As to denormals they're fine and they allow some reasoning about the code. I can't think why Intel took such a long time to support them with reasonable speed rather than having an interrupt.
> Wilco (Wilco.Dijkstra.delete@this.ntlworld.com) on July 17, 2015 1:57 pm wrote:
> >
> > Has the ancient trick of prepadding with 2 bytes been forgotten? That allows for 8 byte alignment of
> > both header and payload. Prepadding with 10 bytes would allow 16-byte alignment of the payload.
>
> It doesn't necessarily work well in the general case. It breaks in the face of various encapsulation
> things.
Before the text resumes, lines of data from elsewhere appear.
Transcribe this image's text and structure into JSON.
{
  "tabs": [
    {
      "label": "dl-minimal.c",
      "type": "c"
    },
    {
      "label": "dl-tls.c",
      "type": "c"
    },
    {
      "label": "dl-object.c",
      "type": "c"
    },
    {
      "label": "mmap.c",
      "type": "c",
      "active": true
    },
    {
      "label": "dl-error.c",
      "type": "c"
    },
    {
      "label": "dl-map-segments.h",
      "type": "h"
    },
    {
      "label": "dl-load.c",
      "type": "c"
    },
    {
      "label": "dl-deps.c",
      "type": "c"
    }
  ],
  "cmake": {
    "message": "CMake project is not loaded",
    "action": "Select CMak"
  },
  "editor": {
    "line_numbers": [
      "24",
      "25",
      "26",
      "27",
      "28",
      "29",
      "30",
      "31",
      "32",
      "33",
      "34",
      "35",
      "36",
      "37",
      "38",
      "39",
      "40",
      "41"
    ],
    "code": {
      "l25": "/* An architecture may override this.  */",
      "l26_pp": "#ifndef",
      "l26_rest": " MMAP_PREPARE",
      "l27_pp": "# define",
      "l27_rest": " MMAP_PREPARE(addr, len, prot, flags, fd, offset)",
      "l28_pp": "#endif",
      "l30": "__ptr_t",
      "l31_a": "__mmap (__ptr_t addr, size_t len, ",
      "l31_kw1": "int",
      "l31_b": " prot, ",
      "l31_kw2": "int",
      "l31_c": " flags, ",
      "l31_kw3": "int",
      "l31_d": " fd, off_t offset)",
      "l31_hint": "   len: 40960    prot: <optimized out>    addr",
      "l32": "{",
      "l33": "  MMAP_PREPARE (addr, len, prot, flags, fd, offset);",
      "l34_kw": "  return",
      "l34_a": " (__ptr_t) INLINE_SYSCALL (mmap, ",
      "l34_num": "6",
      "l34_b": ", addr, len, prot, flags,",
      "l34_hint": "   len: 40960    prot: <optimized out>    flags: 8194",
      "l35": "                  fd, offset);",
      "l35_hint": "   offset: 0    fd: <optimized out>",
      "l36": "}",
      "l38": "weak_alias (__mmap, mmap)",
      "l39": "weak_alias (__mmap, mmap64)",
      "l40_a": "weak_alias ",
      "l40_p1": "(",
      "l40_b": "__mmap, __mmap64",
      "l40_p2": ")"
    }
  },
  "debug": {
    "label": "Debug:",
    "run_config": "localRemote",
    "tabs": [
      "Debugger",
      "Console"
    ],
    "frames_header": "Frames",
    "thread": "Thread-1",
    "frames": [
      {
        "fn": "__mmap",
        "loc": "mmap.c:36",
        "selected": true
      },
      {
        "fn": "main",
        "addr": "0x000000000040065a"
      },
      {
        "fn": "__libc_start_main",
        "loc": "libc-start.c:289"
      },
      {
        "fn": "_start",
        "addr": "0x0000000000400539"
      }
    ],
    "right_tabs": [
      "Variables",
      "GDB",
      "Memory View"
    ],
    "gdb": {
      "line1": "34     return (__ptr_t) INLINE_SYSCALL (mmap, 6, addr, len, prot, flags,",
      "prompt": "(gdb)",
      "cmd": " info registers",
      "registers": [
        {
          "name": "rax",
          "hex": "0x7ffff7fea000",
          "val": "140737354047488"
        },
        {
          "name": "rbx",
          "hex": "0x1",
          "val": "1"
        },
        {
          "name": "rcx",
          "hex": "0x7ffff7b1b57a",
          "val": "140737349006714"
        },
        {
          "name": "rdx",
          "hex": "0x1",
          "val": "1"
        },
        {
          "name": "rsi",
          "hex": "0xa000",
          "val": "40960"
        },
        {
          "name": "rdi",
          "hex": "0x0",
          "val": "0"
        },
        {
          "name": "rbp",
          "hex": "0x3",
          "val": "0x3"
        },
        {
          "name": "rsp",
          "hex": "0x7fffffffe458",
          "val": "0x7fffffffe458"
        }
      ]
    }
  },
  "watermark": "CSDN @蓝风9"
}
It can also be absolutely horrible when you have other (bigger) alignment concerns,
> like making sure PCI DMA writes from the network card are aligned to 16-byte boundaries or
> whatever. Some network cards can't even do unaligned packet writes etc etc.
>
> That is, btw, one of the best examples of why special instructions (or worse, instruction
> sequences) for unaligned handling is completely broken. Because it is indeed possible
> to often set things up so that in practice, 100% of all accesses are aligned.
>
> But that "100%" is still not a guarantee. It's just a "under normal circumstances, we have laid out the data
> structures so that all the important accesses are perfectly aligned, and you always hit the good case".
>
> .. but then you have the odd cases when that doesn't work out. Either because of some
> encapsulation issue or because some particular hardware had other alignment concerns,
> or whatever. It may never ever happen for some particular common setup (like an important
> benchmark), but the unaligned case still needs to be handled correctly.
>
> And trapping doesn't work either. Well, it "works". But the problem is that it's so
> expensive, that if there are situations where the unaligned case goes from "never happens"
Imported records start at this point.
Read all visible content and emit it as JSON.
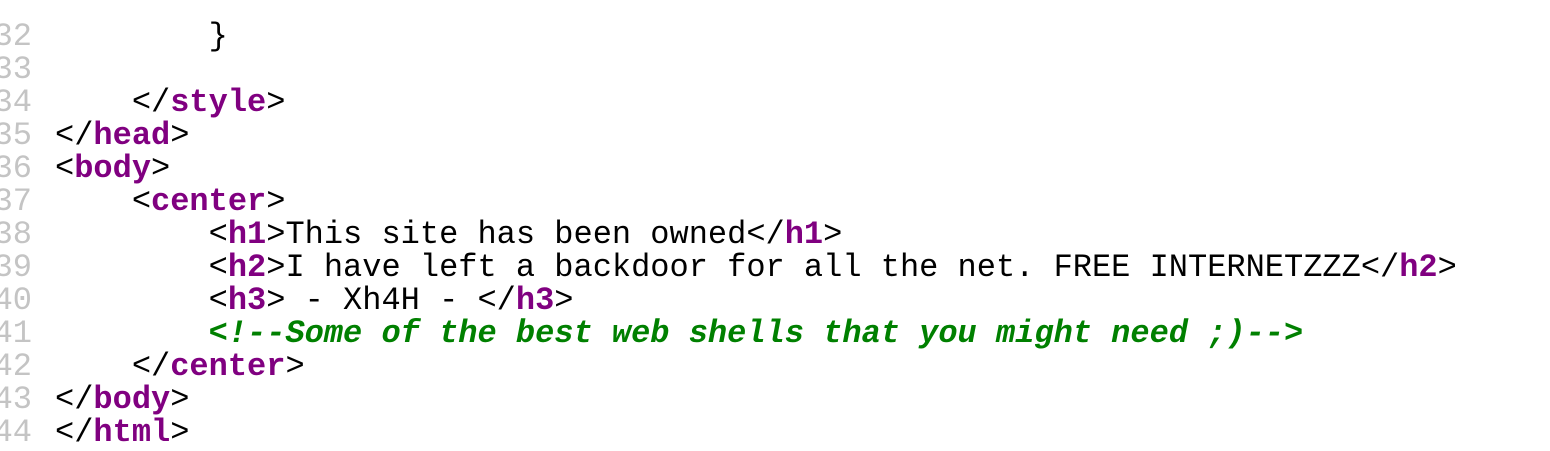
{
  "colors": {
    "tag": "#800080",
    "comment": "#008000",
    "text": "#000000",
    "line_number": "#c4c4c4"
  },
  "lines": [
    {
      "n": "32",
      "tokens": [
        {
          "t": "text",
          "v": "        }"
        }
      ]
    },
    {
      "n": "33",
      "tokens": []
    },
    {
      "n": "34",
      "tokens": [
        {
          "t": "text",
          "v": "    </"
        },
        {
          "t": "tag",
          "v": "style"
        },
        {
          "t": "text",
          "v": ">"
        }
      ]
    },
    {
      "n": "35",
      "tokens": [
        {
          "t": "text",
          "v": "</"
        },
        {
          "t": "tag",
          "v": "head"
        },
        {
          "t": "text",
          "v": ">"
        }
      ]
    },
    {
      "n": "36",
      "tokens": [
        {
          "t": "text",
          "v": "<"
        },
        {
          "t": "tag",
          "v": "body"
        },
        {
          "t": "text",
          "v": ">"
        }
      ]
    },
    {
      "n": "37",
      "tokens": [
        {
          "t": "text",
          "v": "    <"
        },
        {
          "t": "tag",
          "v": "center"
        },
        {
          "t": "text",
          "v": ">"
        }
      ]
    },
    {
      "n": "38",
      "tokens": [
        {
          "t": "text",
          "v": "        <"
        },
        {
          "t": "tag",
          "v": "h1"
        },
        {
          "t": "text",
          "v": ">This site has been owned</"
        },
        {
          "t": "tag",
          "v": "h1"
        },
        {
          "t": "text",
          "v": ">"
        }
      ]
    },
    {
      "n": "39",
      "tokens": [
        {
          "t": "text",
          "v": "        <"
        },
        {
          "t": "tag",
          "v": "h2"
        },
        {
          "t": "text",
          "v": ">I have left a backdoor for all the net. FREE INTERNETZZZ</"
        },
        {
          "t": "tag",
          "v": "h2"
        },
        {
          "t": "text",
          "v": ">"
        }
      ]
    },
    {
      "n": "40",
      "tokens": [
        {
          "t": "text",
          "v": "        <"
        },
        {
          "t": "tag",
          "v": "h3"
        },
        {
          "t": "text",
          "v": "> - Xh4H - </"
        },
        {
          "t": "tag",
          "v": "h3"
        },
        {
          "t": "text",
          "v": ">"
        }
      ]
    },
    {
      "n": "41",
      "tokens": [
        {
          "t": "text",
          "v": "        "
        },
        {
          "t": "comment",
          "v": "<!--Some of the best web shells that you might need ;)-->"
        }
      ]
    },
    {
      "n": "42",
      "tokens": [
        {
          "t": "text",
          "v": "    </"
        },
        {
          "t": "tag",
          "v": "center"
        },
        {
          "t": "text",
          "v": ">"
        }
      ]
    },
    {
      "n": "43",
      "tokens": [
        {
          "t": "text",
          "v": "</"
        },
        {
          "t": "tag",
          "v": "body"
        },
        {
          "t": "text",
          "v": ">"
        }
      ]
    },
    {
      "n": "44",
      "tokens": [
        {
          "t": "text",
          "v": "</"
        },
        {
          "t": "tag",
          "v": "html"
        },
        {
          "t": "text",
          "v": ">"
        }
      ]
    }
  ]
}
> to "when you encapsulate the ethernet packets using xyz, it happens for every packet",
> you went from good performance to absolutely unacceptable performance.
>
> The whole "aligned data is the usual case by far, but we cannot
> guarantee it absolutely" is not that unusual in the end.
>
> Not that dissimilar from things like denormals in FP. They also "never" happen in practice. But it's
> usually something you can't absolutely guarantee, and when they do, they end up often happening a lot
> (ie once you see one, you often see thousands), and you can't afford to suck too much at it.
>
> Linus
I'd consider somebody who wrote code like that without telling people a menace and such code would have to have very strong justification and a marker put on it. It is a pity C doesn't have a standards compliant way of describing packed external data structures and their alignment properly, in fact that is a bit of a mess in the language. That sort of code being generated by the compiler because the processor supports it is fine - not declaring it is the nasty part.
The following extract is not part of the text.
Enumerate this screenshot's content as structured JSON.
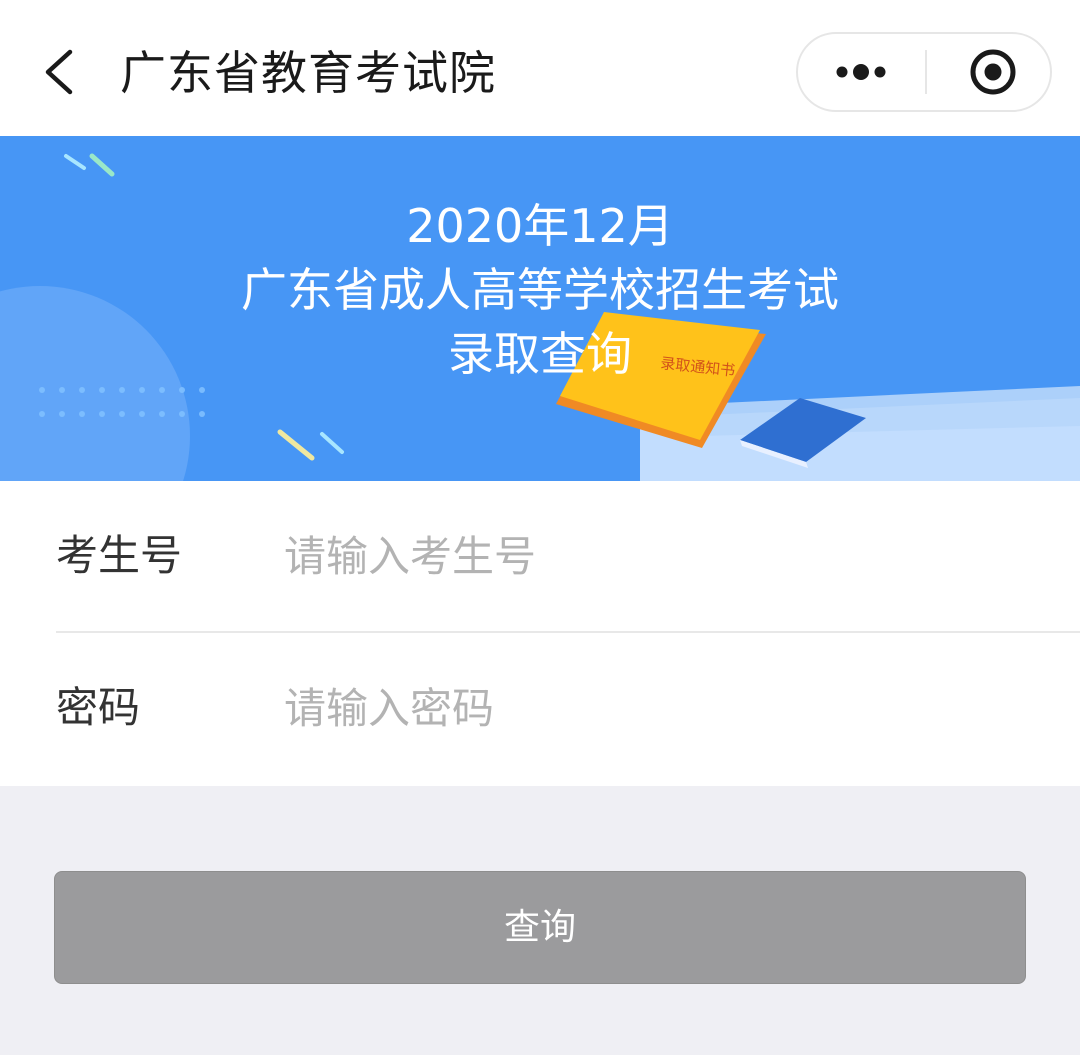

I've no problems with even having a couple of instructions instead of one for accessing unaligned data, it'll hardly make any difference to the access time if there are going to be a lot of such accesses. The big problem in that area is getting good code without a branch as the next byte after it might not be accessible. That's why instructions to load a short sting into a register might be good but unfortunately the problem with specifying 3 byte fields in C stops that - it is like wanting to use staples when our main tool C is a hammer.
As to denormals they're fine and they allow some reasoning about the code. I can't think why Intel took such a long time to support them with reasonable speed rather than having an interrupt.